Sarah Palin says she felt like she'd been 'shot' when her husband Todd asked for a divorce in an email
Former Alaska governor Sarah Palin, on Tuesday, revealed that she learned of her husband Todd Palin's intentions of divorcing from an email she received from his attorney.
Palin, while speaking to a Christian broadcaster, said that she received an email from the attorney on June 19, nearly three months before Todd filed for divorce on his birthday.
The former lawmaker said that the news came as shock to her: "I thought I got shot."
The divorce filing reportedly came right after their 31st wedding anniversary.
Despite her husband filing for divorce, Palin has denied their marriage being "over, over," adding that they are going through counseling. She also said that this entire experience has only resulted in their attorneys "getting rich" off them.
Palin made the revelations in an interview with the founder of the Family Talk Christian ministry, James Dobson.
On Tuesday, Dobson said that the interview was conducted previously.

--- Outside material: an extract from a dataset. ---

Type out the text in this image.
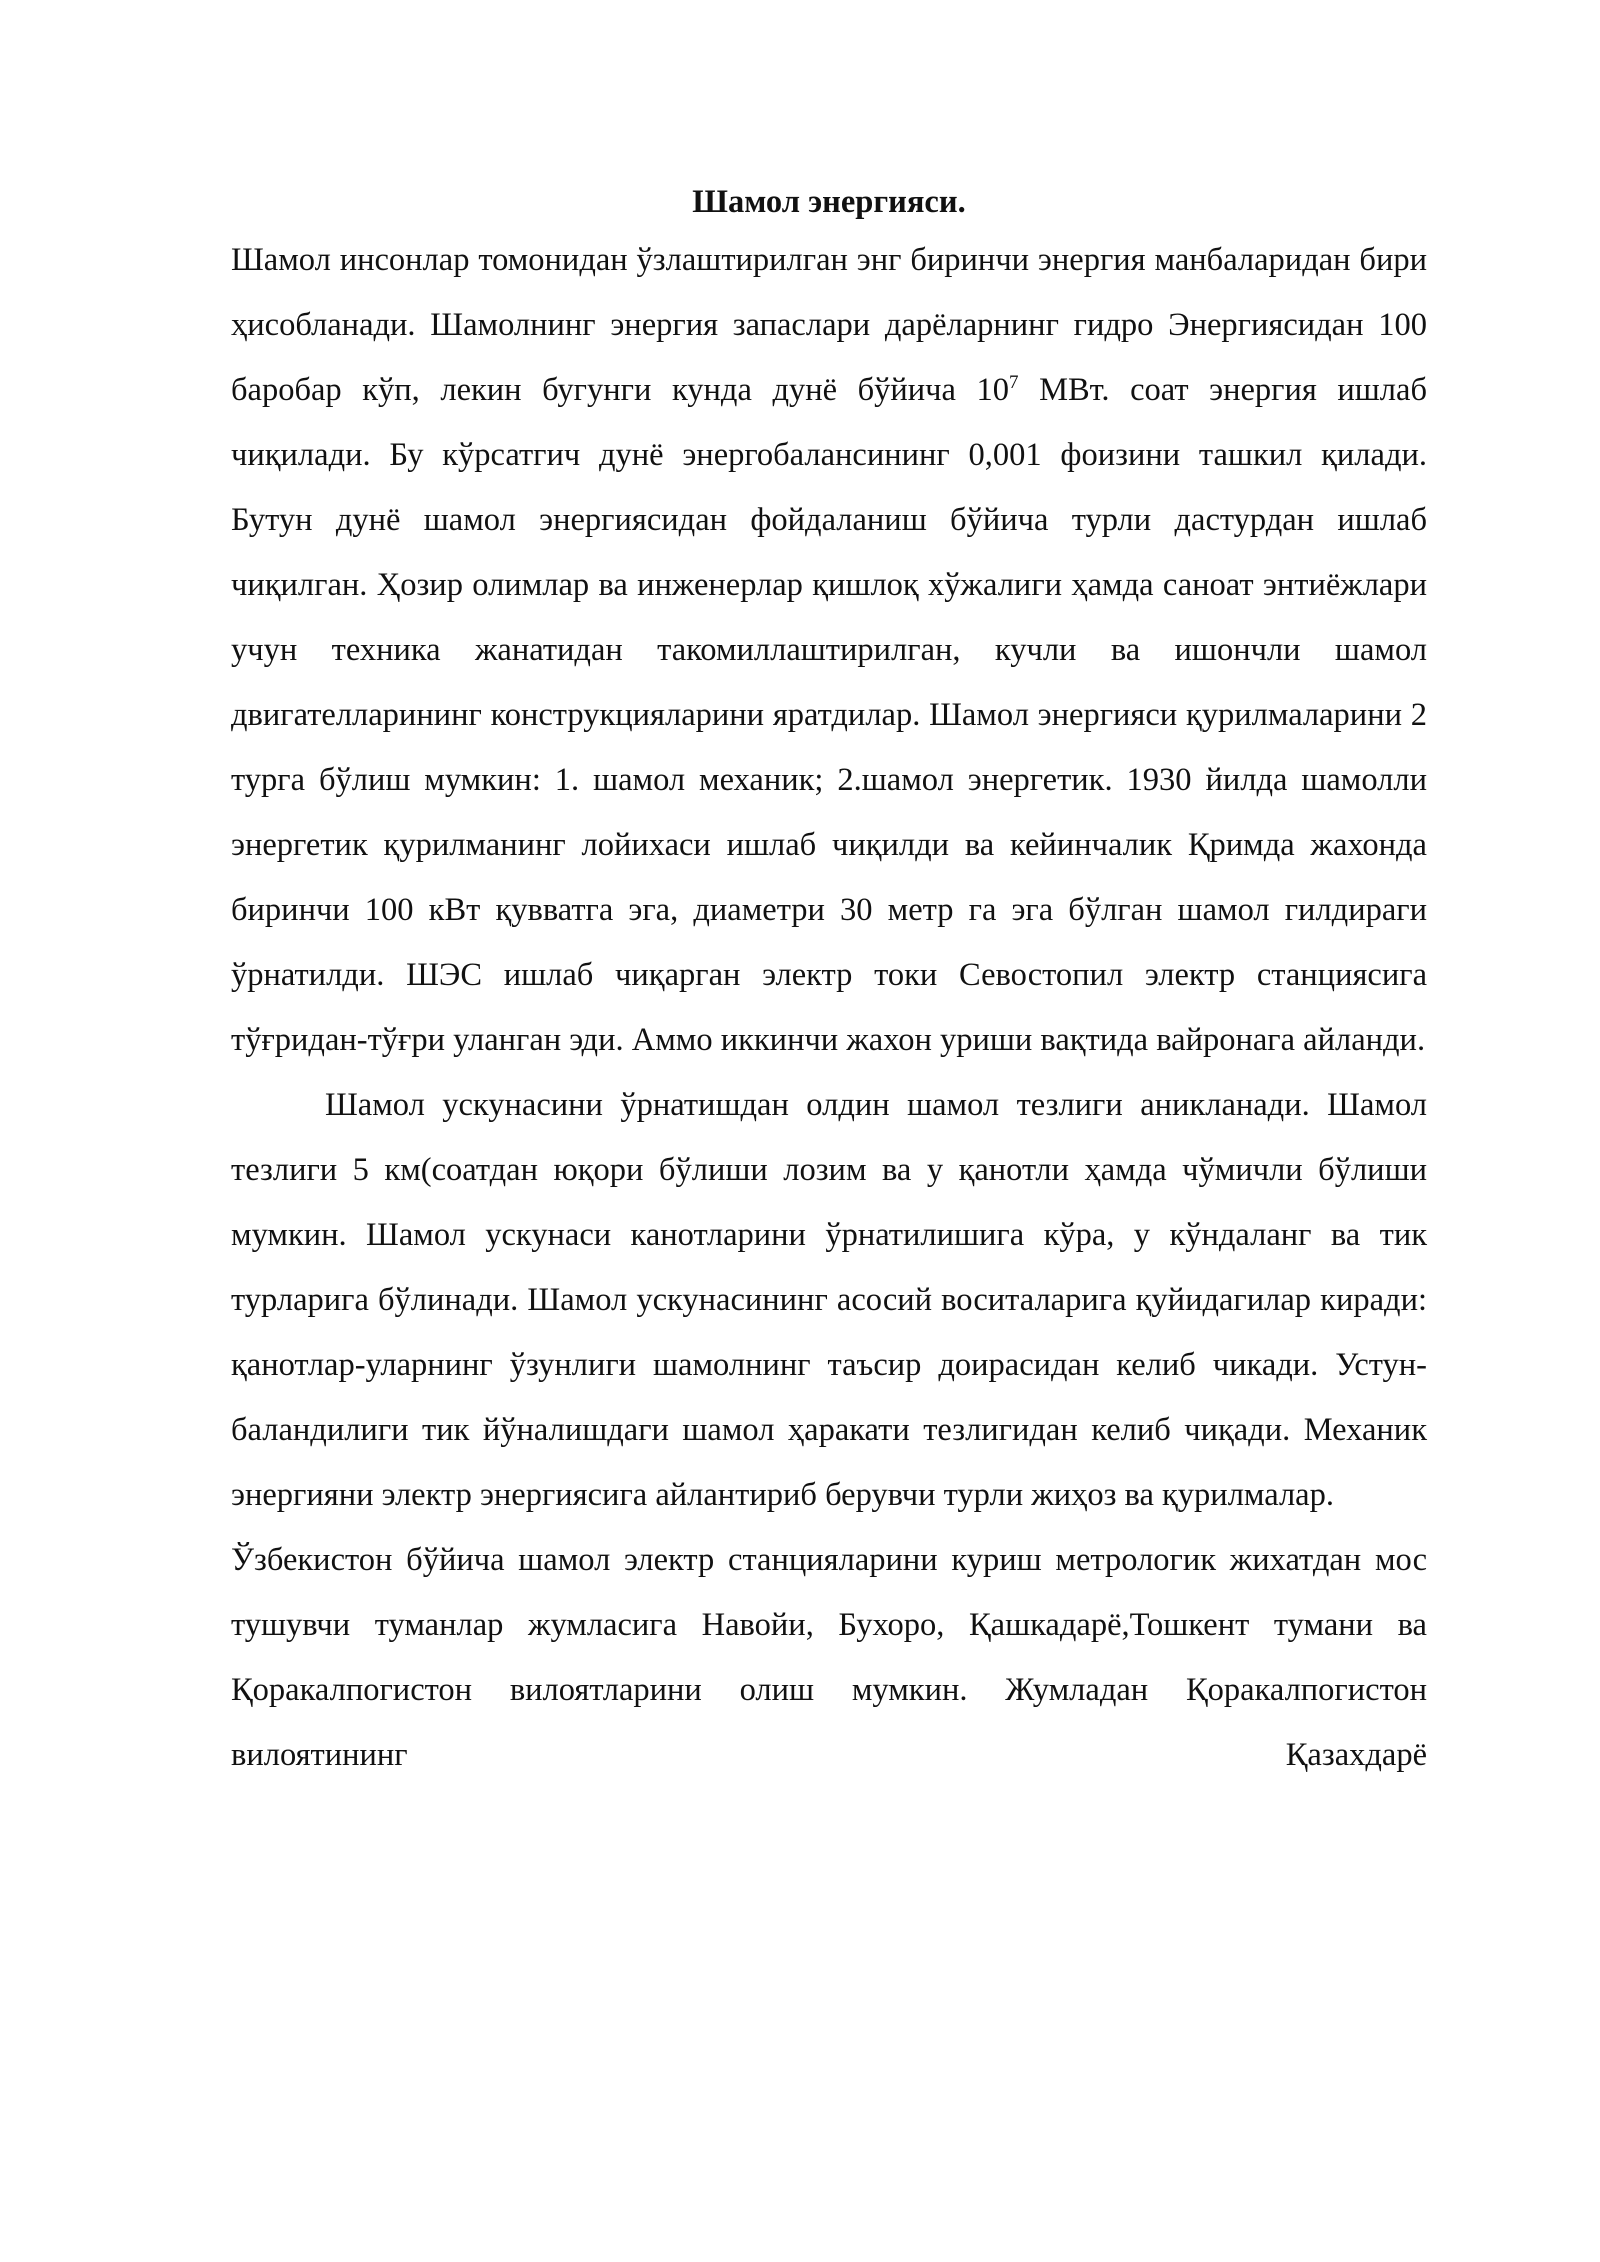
Шамол энергияси.

Шамол инсонлар томонидан ўзлаштирилган энг биринчи энергия манбаларидан бири ҳисобланади. Шамолнинг энергия запаслари дарёларнинг гидро Энергиясидан 100 баробар кўп, лекин бугунги кунда дунё бўйича $10^7$ МВт. соат энергия ишлаб чиқилади. Бу кўрсатгич дунё энергобалансининг 0,001 фоизини ташкил қилади. Бутун дунё шамол энергиясидан фойдаланиш бўйича турли дастурдан ишлаб чиқилган. Ҳозир олимлар ва инженерлар қишлоқ хўжалиги ҳамда саноат энтиёжлари учун техника жанатидан такомиллаштирилган, кучли ва ишончли шамол двигателларининг конструкцияларини яратдилар. Шамол энергияси қурилмаларини 2 турга бўлиш мумкин: 1. шамол механик; 2.шамол энергетик. 1930 йилда шамолли энергетик қурилманинг лойихаси ишлаб чиқилди ва кейинчалик Қримда жахонда биринчи 100 кВт қувватга эга, диаметри 30 метр га эга бўлган шамол гилдираги ўрнатилди. ШЭС ишлаб чиқарган электр токи Севостопил электр станциясига тўғридан-тўғри уланган эди. Аммо иккинчи жахон уриши вақтида вайронага айланди.

Шамол ускунасини ўрнатишдан олдин шамол тезлиги аникланади. Шамол тезлиги 5 км(соатдан юқори бўлиши лозим ва у қанотли ҳамда чўмичли бўлиши мумкин. Шамол ускунаси канотларини ўрнатилишига кўра, у кўндаланг ва тик турларига бўлинади. Шамол ускунасининг асосий воситаларига қуйидагилар киради: қанотлар-уларнинг ўзунлиги шамолнинг таъсир доирасидан келиб чикади. Устун- баландилиги тик йўналишдаги шамол ҳаракати тезлигидан келиб чиқади. Механик энергияни электр энергиясига айлантириб берувчи турли жиҳоз ва қурилмалар.

Ўзбекистон бўйича шамол электр станцияларини куриш метрологик жихатдан мос тушувчи туманлар жумласига Навойи, Бухоро, Қашкадарё,Тошкент тумани ва Қоракалпогистон вилоятларини олиш мумкин. Жумладан Қоракалпогистон вилоятининг Қазахдарё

In the interview, Dobson asked Palin how people could pray for her. She responded by saying that the prayer would be for "God's will to be done, but that God would make sure that we know that the grass isn't always greener on the other side."
Dobson then interjected saying: "It still has to be mowed. And it still has to be mowed."
Palin later added that God does not want families to split up, "'And to me, in a general sense, marriage is so extremely important as a foundation of our nation. It helps make America that much greater, is that security of family, and I'm not to the point of wanting mine to be split."
Todd reportedly filed a document in Anchorage Superior Court in September, seeking to dissolve his marriage. The filing cited an "incompatibility of temperament between the parties such that they find it impossible to live together as husband and wife," according to the Daily Mail.
The couple married in 1988 and shared five children and five grandchildren. The pair's five children include a minor: 11-year-old son Trig. Reports state that Todd had asked for joint legal custody of Trig.